Aşağıdakileri "Allah bir daha böyle acı yasatmasın," demeniz için yazmadım. Zira bir daha, bir daha, belki daha daha acısını yaşayacağız. Elbette acı temenni edecek değiliz. Ancak her acı insan olduğumuzu hatırlatır. Nasıl olmamız gerektiğini öğretir bize. Bu yazı bunları her zaman her yerde ve sürekli taşımamız içindir.

Depremi iliklerimize kadar hissetmiştik. Saat 4:17"yi vurduğunda o ana kadar ne varsa silinip gitmiş, yeni bir dünyaya yeni bir hayata ait yeni yeni kıvılcımlar atmaya başlamıştı beynimizde. Canımız hariç her şeyden vazgeçmeye hazır hissediyorduk kendimizi. Mal, mülk, para pul, makam, mevki dünyanın en değersiz şeyleriydi. Çaresizliğin yoksulluktan da beter şey olduğunu konuşuyor, çaresizliğin içinden ufacık bir çare bulmaya, çare olmaya, çalışıyorduk birbirimize. Kendilerini dışarıya atanlar yalın ayak ve beş parasız bir halde çığlık atarak enkazdaki yakınları için yardım isterlerken biz ne yapabileciğimizi haykırıyorduk hiç tanımadığımız bu insanlara. On binlerce ton ağırlığı kazıyarak çare olamazdık belki ama kar ve yağmur altında olduğundan bihaber çıplak ayaklarla sağa sola koşuşturanların sırtlarına hırka, ayaklarına pabuç gecirebilirdik belki. Ben, eşim ve çocuklarım elimize geçirdiklerimizi buralara taşımaya başladık.

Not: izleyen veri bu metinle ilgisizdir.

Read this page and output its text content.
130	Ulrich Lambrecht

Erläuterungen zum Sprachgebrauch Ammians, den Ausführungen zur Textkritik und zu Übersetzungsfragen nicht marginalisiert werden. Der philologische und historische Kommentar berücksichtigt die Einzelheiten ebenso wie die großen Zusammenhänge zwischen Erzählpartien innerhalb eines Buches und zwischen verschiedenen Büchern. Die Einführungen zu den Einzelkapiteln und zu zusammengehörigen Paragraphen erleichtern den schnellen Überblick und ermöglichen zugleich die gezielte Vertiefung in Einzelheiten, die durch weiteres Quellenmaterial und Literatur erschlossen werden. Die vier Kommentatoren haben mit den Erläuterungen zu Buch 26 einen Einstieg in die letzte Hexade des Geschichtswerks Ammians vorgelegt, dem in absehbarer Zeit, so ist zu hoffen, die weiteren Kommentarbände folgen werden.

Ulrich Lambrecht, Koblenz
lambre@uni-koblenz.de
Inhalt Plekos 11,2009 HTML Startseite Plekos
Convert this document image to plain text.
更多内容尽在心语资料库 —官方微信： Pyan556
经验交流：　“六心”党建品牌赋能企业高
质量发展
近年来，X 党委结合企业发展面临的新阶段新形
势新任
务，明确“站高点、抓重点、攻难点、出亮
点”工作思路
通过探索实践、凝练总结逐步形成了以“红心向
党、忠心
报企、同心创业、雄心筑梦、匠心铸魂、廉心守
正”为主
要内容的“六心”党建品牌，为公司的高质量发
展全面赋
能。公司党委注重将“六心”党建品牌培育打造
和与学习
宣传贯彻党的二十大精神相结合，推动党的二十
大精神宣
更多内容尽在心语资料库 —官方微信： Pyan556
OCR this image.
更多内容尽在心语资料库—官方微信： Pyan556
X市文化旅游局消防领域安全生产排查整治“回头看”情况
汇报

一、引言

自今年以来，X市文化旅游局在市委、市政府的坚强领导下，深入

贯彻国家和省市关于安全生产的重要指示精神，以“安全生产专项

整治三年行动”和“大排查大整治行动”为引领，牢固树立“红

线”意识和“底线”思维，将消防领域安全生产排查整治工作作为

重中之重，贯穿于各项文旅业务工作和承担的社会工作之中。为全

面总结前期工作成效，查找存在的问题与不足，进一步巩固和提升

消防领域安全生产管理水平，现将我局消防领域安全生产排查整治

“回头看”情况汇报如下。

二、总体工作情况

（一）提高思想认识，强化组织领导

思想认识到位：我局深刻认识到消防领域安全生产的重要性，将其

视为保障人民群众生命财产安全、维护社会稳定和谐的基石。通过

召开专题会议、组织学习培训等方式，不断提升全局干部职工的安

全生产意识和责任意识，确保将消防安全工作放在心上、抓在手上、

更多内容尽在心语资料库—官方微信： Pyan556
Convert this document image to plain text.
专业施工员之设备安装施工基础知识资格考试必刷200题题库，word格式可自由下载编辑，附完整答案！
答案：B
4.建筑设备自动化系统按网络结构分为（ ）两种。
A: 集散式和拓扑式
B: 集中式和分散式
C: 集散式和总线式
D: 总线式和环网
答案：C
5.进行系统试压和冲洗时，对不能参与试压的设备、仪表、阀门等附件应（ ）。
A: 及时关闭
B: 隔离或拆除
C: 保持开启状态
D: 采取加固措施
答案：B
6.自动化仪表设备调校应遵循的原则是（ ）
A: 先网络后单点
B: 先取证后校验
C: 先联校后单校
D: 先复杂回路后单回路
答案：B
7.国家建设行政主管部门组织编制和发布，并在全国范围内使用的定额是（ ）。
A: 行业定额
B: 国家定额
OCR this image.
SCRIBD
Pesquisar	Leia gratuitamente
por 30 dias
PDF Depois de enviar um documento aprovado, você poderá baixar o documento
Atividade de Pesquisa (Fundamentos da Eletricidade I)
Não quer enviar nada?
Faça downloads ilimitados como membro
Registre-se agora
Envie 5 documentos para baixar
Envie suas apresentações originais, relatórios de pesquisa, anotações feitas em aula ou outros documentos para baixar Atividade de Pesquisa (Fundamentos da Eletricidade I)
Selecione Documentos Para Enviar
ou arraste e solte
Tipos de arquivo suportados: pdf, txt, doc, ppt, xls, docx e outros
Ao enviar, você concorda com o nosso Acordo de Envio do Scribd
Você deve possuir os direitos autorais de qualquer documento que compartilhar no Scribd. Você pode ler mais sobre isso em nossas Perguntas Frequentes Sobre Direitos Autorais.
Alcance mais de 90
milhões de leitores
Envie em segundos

Ayakkabı, çorap, kazak, gömlek, palto, mont ne bulduysak artık. Markasına ve bedenine bakmadan giyiyorlardi kimin getirdiğine bakmadan. Hava aydınlandığında üzerimizdekilerden başka kıyafet kalmamıştı evde. Üşuyorduk. Kirlenmeştik. Açtık. Susamıstik. 1 yaşında torunum, 84 yaşında babam, beli ve ayağı kırılmış kardeşim, enkaz altındaki yakınları için dua eden onlarca aile, çürük bedenlerinin sızısıyla inleyen yüzlerce insan... Bir parça ekmek, bir yudum su bekliyorduk.